County staff presented the salary amendment as part of a broader management pay-table update covering July 1, 2025 through June 30, 2029. The agenda originally listed the item on the consent calendar — where routine items are approved in a single vote without discussion — until Board Chair Brad Rasmussen pulled it for separate consideration. Lake County News reports that Human Resources Deputy Director Diana Rico delivered an oral report on the changes that lasted about a minute and named no specific salary figures. The board then approved the management pay-table update unanimously.
The agenda materials do not include a salary study, candidate list, applicant count or written explanation for placing the public works director job at M75.
Lake County News reports the board appointed Ewing after closed session on April 28 at step five — the top step of the new range — and that Ewing was the only candidate interviewed during that closed-session item, citing Ewing himself. The Lake County News reporter on the story is Lingzi Chen, a 2024-2026 California Local News Fellow.
Three weeks earlier, the board had a separate item on its April 7 agenda to give Ewing a 15% to 20% raise of more than $40,000 as the new director. That item was continued without a specified date. The April 28 reclassification and appointment produced the same outcome — a $225,576 salary at step five — through a different procedural path.
The 2026 process has a precedent in Lake County’s own files. In 2011, then–Water Resources Director Scott De Leon proposed merging Water Resources with Public Works, became director of the merged department and received a 5% raise. Ewing worked under De Leon as a deputy director at the time. The 2026 reclassification of the consolidated director role represents an increase of roughly 22%, more than four times the 2011 figure.
Lake County News reports the county did not respond to repeated questions about how the reclassified salary was determined or how many candidates applied. The newspaper said it asked the county on April 6, April 24 and April 28 about the recruitment process and on April 24 about the salary methodology, and received no answers.

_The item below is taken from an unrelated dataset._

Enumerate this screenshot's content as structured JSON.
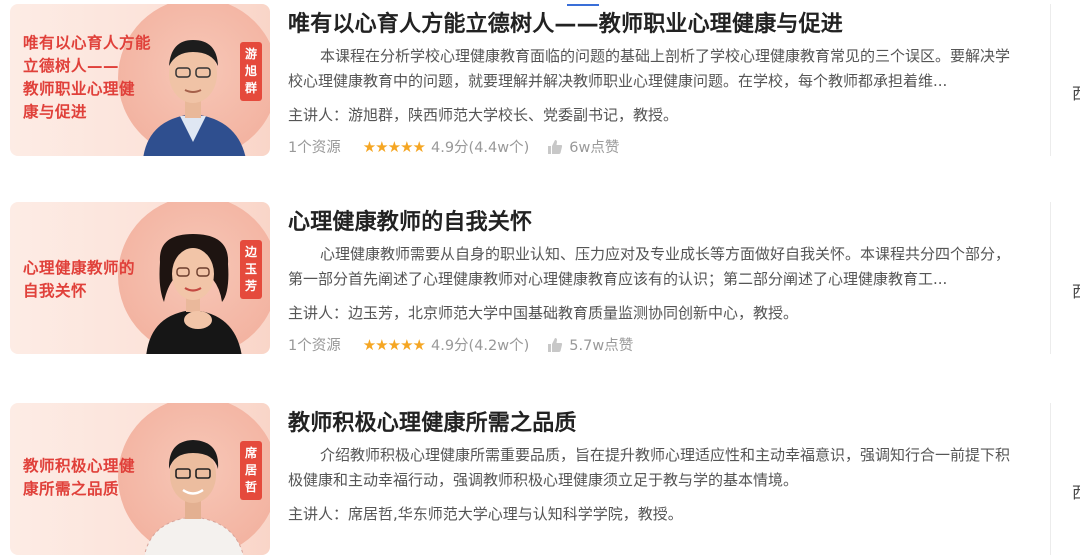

The new job gives Ewing responsibility for some of the county’s most visible services: roads, bridges, engineering, public buildings, parks, waste management and capital projects.
The public record shows the board raised the salary range and moved the appointment process into closed session. It does not show how many people applied, how finalists were selected or what analysis supported the new pay grade.
Those gaps leave basic questions for supervisors and county administrators: Who else was considered? What in the job’s duties changed to justify the M75 classification? How much money will the merger save after the director’s pay increase? And when will the county put those answers in public view?